République des Blogs

Eh bien ça y est, j'ai passé ma première soirée au Pavillon Baltard. Avec un avantage non négligeable : si ce blog est pratiquement inconnu, Paxatagore, en bon lieucommunard, y est plus célèbre. Donc, quand quelqu'un me regardait avec une mine songeuse : "Big Blogger, Big Blogger..." je pouvais allègrement répondre : "Je suis le petit frère de Paxatagore". Et là, miracle, même si les gens n'avaient absolument aucune idée de l'existence de mon blog, ils se disaient que je devais être un chic type (sauf quelques irréductibles avocats géniaux).

Misanthrope de nature, j'ai trouvé qu'il y avait beaucoup de monde, et je m'étonnais d'entendre sans cesse : "On est vraiment en petit comité". Bref, peu de monde ou pas, j'ai pris mon carnet avec moi pour enrichir mon blogroll.
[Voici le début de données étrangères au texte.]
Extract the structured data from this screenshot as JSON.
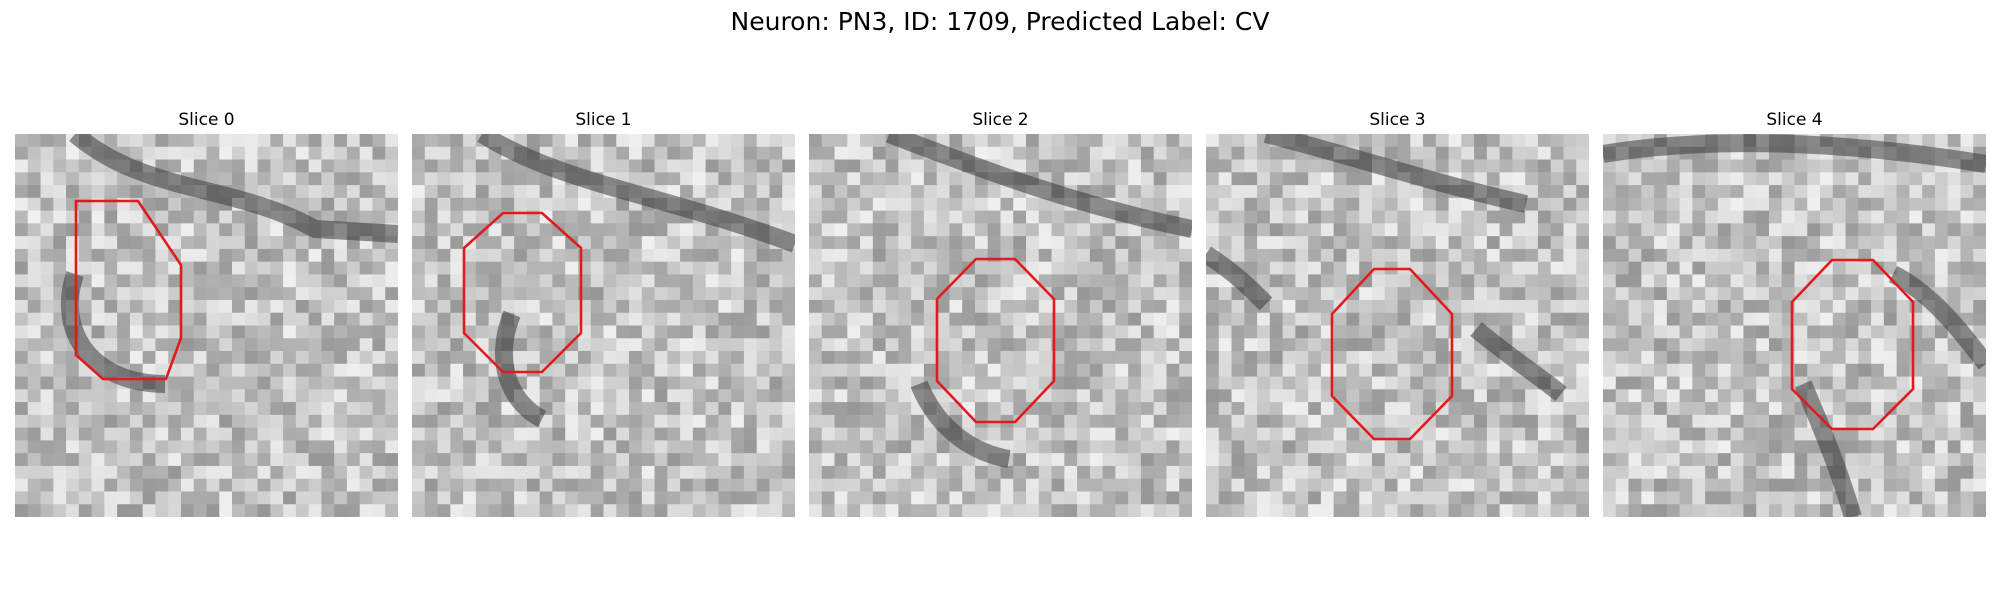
{
  "figure": {
    "title": "Neuron: PN3, ID: 1709, Predicted Label: CV"
  },
  "panels": [
    {
      "title": "Slice 0"
    },
    {
      "title": "Slice 1"
    },
    {
      "title": "Slice 2"
    },
    {
      "title": "Slice 3"
    },
    {
      "title": "Slice 4"
    }
  ],
  "colors": {
    "outline": "#e31a1c",
    "background": "#ffffff"
  }
}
Jules s'était vanté d'être le deuxième à répondre sur la liste du metawiki gracieusement hébergée par le grand absent de la soirée. Je peux me vanter d'avoir été le deuxième arrivé, ce qui m'a permis de rencontrer Authueil, avec qui je ne suis clairement pas d'accord politiquement. J'ai découvert Denys, qui est un des rares exemples de sociologue sympathique que je connaisse, le très impressionnant Verel, Kenneth d'élections présidentielles (j'espère ne pas me tromper de site) avec qui j'ai eu une conversation historiquo-philosophique passionnante, et qui est diablement sympathique. Ah, j'allais oublier Palpatine qui riait beaucoup et semblait raconter un truc sur l'opéra et les haikus, mais j'ai du suivre d'une seule oreille. Pire, il a refusé de m'admettre comme "geek". Ca, ça fait très mal.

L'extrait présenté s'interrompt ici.